Такая вот бритвенная четкость, даже в полусне.
– Да.
Я всего-то собирался спросить, в настроении ли она разговаривать. Она, как всегда, считала смысл, стоявший за вопросом.
– О чем ты хочешь поговорить? – Ее эквивалент: «Это твоя территория; говори». Я получил экстренную, но по необходимости краткую аудиенцию. Столько-то секунд и ни одной больше. Счетчик не выключен.
– Я собирался сказать… – Я понятия не имел, что собираюсь сказать, и не умел соображать так быстро. – Мне очень хочется вернуться в точку недельной давности.
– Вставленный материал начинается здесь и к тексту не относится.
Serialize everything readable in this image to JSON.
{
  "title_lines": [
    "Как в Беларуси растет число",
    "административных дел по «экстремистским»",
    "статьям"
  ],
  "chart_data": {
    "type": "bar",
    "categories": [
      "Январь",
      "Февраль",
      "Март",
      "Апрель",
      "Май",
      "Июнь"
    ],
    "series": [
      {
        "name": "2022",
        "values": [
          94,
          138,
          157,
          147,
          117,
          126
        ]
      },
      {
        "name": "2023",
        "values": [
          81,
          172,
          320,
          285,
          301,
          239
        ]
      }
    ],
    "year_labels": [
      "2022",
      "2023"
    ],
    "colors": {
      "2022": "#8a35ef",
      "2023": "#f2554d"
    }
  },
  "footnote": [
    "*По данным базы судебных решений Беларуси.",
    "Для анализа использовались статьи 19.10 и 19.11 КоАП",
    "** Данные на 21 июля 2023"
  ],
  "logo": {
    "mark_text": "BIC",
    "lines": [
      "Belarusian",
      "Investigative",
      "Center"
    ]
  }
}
Чтобы мы опять оказались на вечеринке, никогда не уходили, застряли там навек.
– Вы чего только не придумаете, Князь. – Будто сквозь сон. – В смысле, как в том фильме Бунюэля…
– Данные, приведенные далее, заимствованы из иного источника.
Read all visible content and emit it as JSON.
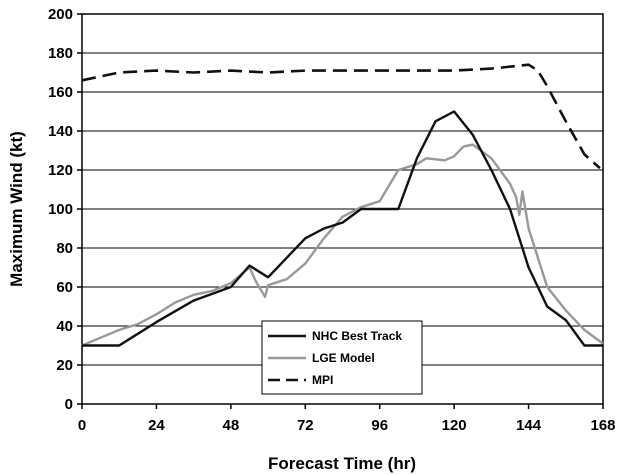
{
  "chart_data": {
    "type": "line",
    "title": "",
    "xlabel": "Forecast Time (hr)",
    "ylabel": "Maximum Wind (kt)",
    "xlim": [
      0,
      168
    ],
    "ylim": [
      0,
      200
    ],
    "xticks": [
      0,
      24,
      48,
      72,
      96,
      120,
      144,
      168
    ],
    "yticks": [
      0,
      20,
      40,
      60,
      80,
      100,
      120,
      140,
      160,
      180,
      200
    ],
    "grid": "horizontal",
    "legend_position": "bottom-center",
    "series": [
      {
        "name": "NHC Best Track",
        "color": "#111111",
        "style": "solid",
        "points": [
          [
            0,
            30
          ],
          [
            12,
            30
          ],
          [
            18,
            36
          ],
          [
            24,
            42
          ],
          [
            36,
            53
          ],
          [
            48,
            60
          ],
          [
            54,
            71
          ],
          [
            60,
            65
          ],
          [
            66,
            75
          ],
          [
            72,
            85
          ],
          [
            78,
            90
          ],
          [
            84,
            93
          ],
          [
            90,
            100
          ],
          [
            102,
            100
          ],
          [
            108,
            126
          ],
          [
            114,
            145
          ],
          [
            120,
            150
          ],
          [
            126,
            138
          ],
          [
            132,
            120
          ],
          [
            138,
            100
          ],
          [
            144,
            70
          ],
          [
            150,
            50
          ],
          [
            156,
            43
          ],
          [
            162,
            30
          ],
          [
            168,
            30
          ]
        ]
      },
      {
        "name": "LGE Model",
        "color": "#999999",
        "style": "solid",
        "points": [
          [
            0,
            30
          ],
          [
            6,
            34
          ],
          [
            12,
            38
          ],
          [
            18,
            41
          ],
          [
            24,
            46
          ],
          [
            30,
            52
          ],
          [
            36,
            56
          ],
          [
            42,
            58
          ],
          [
            48,
            62
          ],
          [
            54,
            70
          ],
          [
            56,
            63
          ],
          [
            59,
            55
          ],
          [
            60,
            61
          ],
          [
            66,
            64
          ],
          [
            72,
            72
          ],
          [
            78,
            85
          ],
          [
            84,
            96
          ],
          [
            90,
            101
          ],
          [
            96,
            104
          ],
          [
            102,
            120
          ],
          [
            108,
            123
          ],
          [
            111,
            126
          ],
          [
            117,
            125
          ],
          [
            120,
            127
          ],
          [
            123,
            132
          ],
          [
            126,
            133
          ],
          [
            132,
            126
          ],
          [
            138,
            113
          ],
          [
            140,
            106
          ],
          [
            141,
            97
          ],
          [
            142,
            109
          ],
          [
            144,
            90
          ],
          [
            150,
            60
          ],
          [
            156,
            48
          ],
          [
            162,
            38
          ],
          [
            168,
            31
          ]
        ]
      },
      {
        "name": "MPI",
        "color": "#111111",
        "style": "dashed",
        "points": [
          [
            0,
            166
          ],
          [
            6,
            168
          ],
          [
            12,
            170
          ],
          [
            24,
            171
          ],
          [
            36,
            170
          ],
          [
            48,
            171
          ],
          [
            60,
            170
          ],
          [
            72,
            171
          ],
          [
            96,
            171
          ],
          [
            120,
            171
          ],
          [
            132,
            172
          ],
          [
            144,
            174
          ],
          [
            147,
            171
          ],
          [
            150,
            163
          ],
          [
            156,
            145
          ],
          [
            162,
            128
          ],
          [
            167,
            121
          ]
        ]
      }
    ]
  }
}
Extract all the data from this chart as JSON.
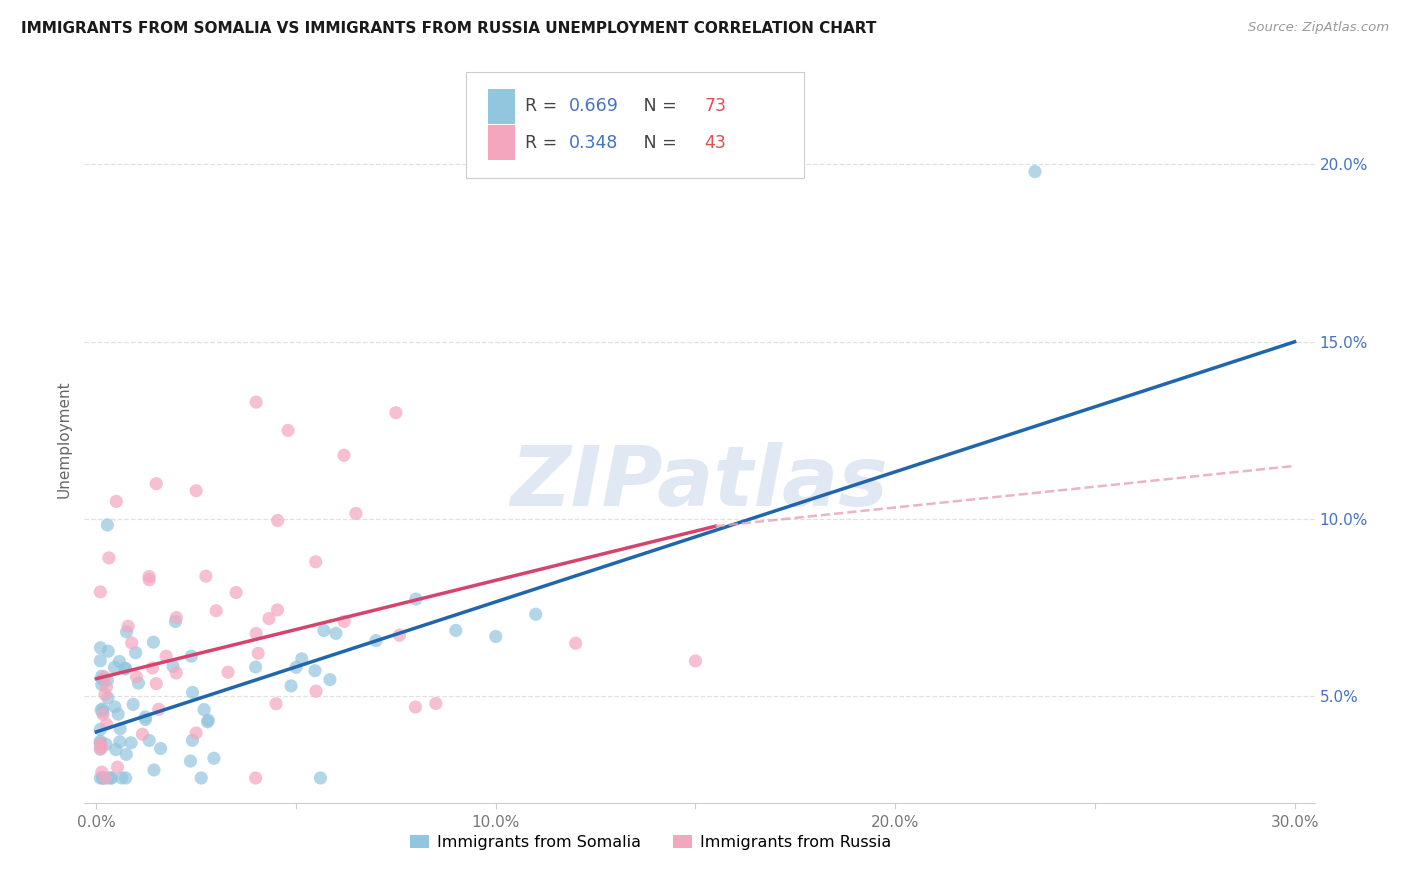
{
  "title": "IMMIGRANTS FROM SOMALIA VS IMMIGRANTS FROM RUSSIA UNEMPLOYMENT CORRELATION CHART",
  "source": "Source: ZipAtlas.com",
  "ylabel": "Unemployment",
  "xlim": [
    -0.003,
    0.305
  ],
  "ylim": [
    0.02,
    0.225
  ],
  "xtick_vals": [
    0.0,
    0.05,
    0.1,
    0.15,
    0.2,
    0.25,
    0.3
  ],
  "xtick_labels": [
    "0.0%",
    "",
    "10.0%",
    "",
    "20.0%",
    "",
    "30.0%"
  ],
  "ytick_vals": [
    0.05,
    0.1,
    0.15,
    0.2
  ],
  "ytick_labels": [
    "5.0%",
    "10.0%",
    "15.0%",
    "20.0%"
  ],
  "somalia_color": "#92c5de",
  "russia_color": "#f4a6bf",
  "somalia_label": "Immigrants from Somalia",
  "russia_label": "Immigrants from Russia",
  "trendline_somalia_color": "#2166ac",
  "trendline_russia_solid_color": "#d6446e",
  "trendline_russia_dash_color": "#e8a0b4",
  "watermark": "ZIPatlas",
  "watermark_color": "#c8d8ea",
  "background_color": "#ffffff",
  "grid_color": "#e0e0e0",
  "somalia_N": 73,
  "russia_N": 43,
  "somalia_R": "0.669",
  "russia_R": "0.348",
  "legend_r_color": "#4472c4",
  "legend_n_color": "#e05050",
  "somalia_trendline_x0": 0.0,
  "somalia_trendline_y0": 0.04,
  "somalia_trendline_x1": 0.3,
  "somalia_trendline_y1": 0.15,
  "russia_trendline_x0": 0.0,
  "russia_trendline_y0": 0.055,
  "russia_trendline_xsolid": 0.155,
  "russia_trendline_ysolid": 0.098,
  "russia_trendline_x1": 0.3,
  "russia_trendline_y1": 0.115
}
Она такая миролюбивая, потому что сонная?
– Застряли навеки, в вечных снегах, как в доме у Мод. – Тут я решился: – Очень хочется, чтобы сейчас был вечер позавчера.
– Или вчера.
Сердце после этого уточнения застучало молотом. Я стоял в темной гостиной, лицом к ночи и темному морю Центрального парка.
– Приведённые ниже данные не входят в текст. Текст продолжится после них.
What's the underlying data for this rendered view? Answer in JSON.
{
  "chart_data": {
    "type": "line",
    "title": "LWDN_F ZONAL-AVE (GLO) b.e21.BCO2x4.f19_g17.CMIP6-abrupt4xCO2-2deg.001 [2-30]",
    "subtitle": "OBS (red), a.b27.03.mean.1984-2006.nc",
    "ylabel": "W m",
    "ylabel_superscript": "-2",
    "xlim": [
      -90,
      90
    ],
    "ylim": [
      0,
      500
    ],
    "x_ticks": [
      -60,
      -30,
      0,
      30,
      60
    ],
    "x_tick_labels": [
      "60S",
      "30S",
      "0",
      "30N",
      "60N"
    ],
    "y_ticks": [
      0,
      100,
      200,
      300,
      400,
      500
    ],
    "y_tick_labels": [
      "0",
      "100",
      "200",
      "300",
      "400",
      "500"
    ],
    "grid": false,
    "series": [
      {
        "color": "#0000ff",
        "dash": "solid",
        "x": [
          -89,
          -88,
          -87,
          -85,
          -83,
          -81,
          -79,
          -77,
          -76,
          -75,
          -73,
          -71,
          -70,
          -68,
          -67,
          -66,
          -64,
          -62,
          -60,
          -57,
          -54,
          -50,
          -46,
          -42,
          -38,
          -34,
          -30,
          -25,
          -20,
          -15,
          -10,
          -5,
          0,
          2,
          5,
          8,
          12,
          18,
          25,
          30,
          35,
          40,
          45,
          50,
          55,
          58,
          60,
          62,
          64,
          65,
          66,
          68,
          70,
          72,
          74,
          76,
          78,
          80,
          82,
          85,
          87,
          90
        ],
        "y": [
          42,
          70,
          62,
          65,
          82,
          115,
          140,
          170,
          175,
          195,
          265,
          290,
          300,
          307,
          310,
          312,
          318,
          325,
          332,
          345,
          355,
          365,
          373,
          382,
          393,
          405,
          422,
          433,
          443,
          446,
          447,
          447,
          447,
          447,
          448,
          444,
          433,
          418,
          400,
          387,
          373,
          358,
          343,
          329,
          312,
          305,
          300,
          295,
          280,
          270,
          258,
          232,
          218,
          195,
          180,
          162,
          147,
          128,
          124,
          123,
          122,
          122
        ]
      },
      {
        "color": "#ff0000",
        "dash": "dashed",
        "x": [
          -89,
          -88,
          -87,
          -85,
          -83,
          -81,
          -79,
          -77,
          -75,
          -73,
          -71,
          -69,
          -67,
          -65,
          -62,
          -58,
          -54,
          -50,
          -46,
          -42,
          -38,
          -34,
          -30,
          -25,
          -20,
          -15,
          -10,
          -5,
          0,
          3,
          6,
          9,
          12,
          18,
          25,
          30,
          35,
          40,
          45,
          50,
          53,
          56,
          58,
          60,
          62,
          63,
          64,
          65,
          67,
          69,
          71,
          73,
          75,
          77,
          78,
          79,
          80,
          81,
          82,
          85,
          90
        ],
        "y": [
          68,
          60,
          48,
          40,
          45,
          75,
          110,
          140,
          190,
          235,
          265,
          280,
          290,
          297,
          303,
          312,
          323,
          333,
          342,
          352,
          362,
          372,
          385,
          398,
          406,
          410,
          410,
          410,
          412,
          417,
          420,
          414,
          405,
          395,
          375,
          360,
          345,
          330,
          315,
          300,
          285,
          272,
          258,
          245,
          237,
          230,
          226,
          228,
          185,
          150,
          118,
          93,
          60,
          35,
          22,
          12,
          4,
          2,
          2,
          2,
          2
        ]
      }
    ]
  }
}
– Не оторвать глаз от окна. От соли на ковре. И очень хочется, чтобы ты сейчас была со мной.
– Тебе хочется, чтобы я сейчас была с тобой?
Откуда такое удивление в голосе?
– Хочу, чтобы ты была со мной сейчас… и всегда. Вот, – добавил я, как будто, орудуя во рту плоскогубцами, сумел вытащить больной зуб.
– А почему тебе этого хочется?
Мог бы и догадаться, что триумф моего признания будет скоротечным. В восходящей тональности ее вопроса было что-то отрывистое, недоброе – будто кончиками двух пальцев потушили приязнь, которую я распознал в ее голосе. Сарказм, который мне нравился, который меня утешал, который сблизил нас с первого же момента, сообщив, что мы – две заблудшие души, дрейфующие на мелководье одномерного мира, мне не друг. Он рассек зародившееся между нами тепло – так острая шпора рассекает кожу любимого преданного пони.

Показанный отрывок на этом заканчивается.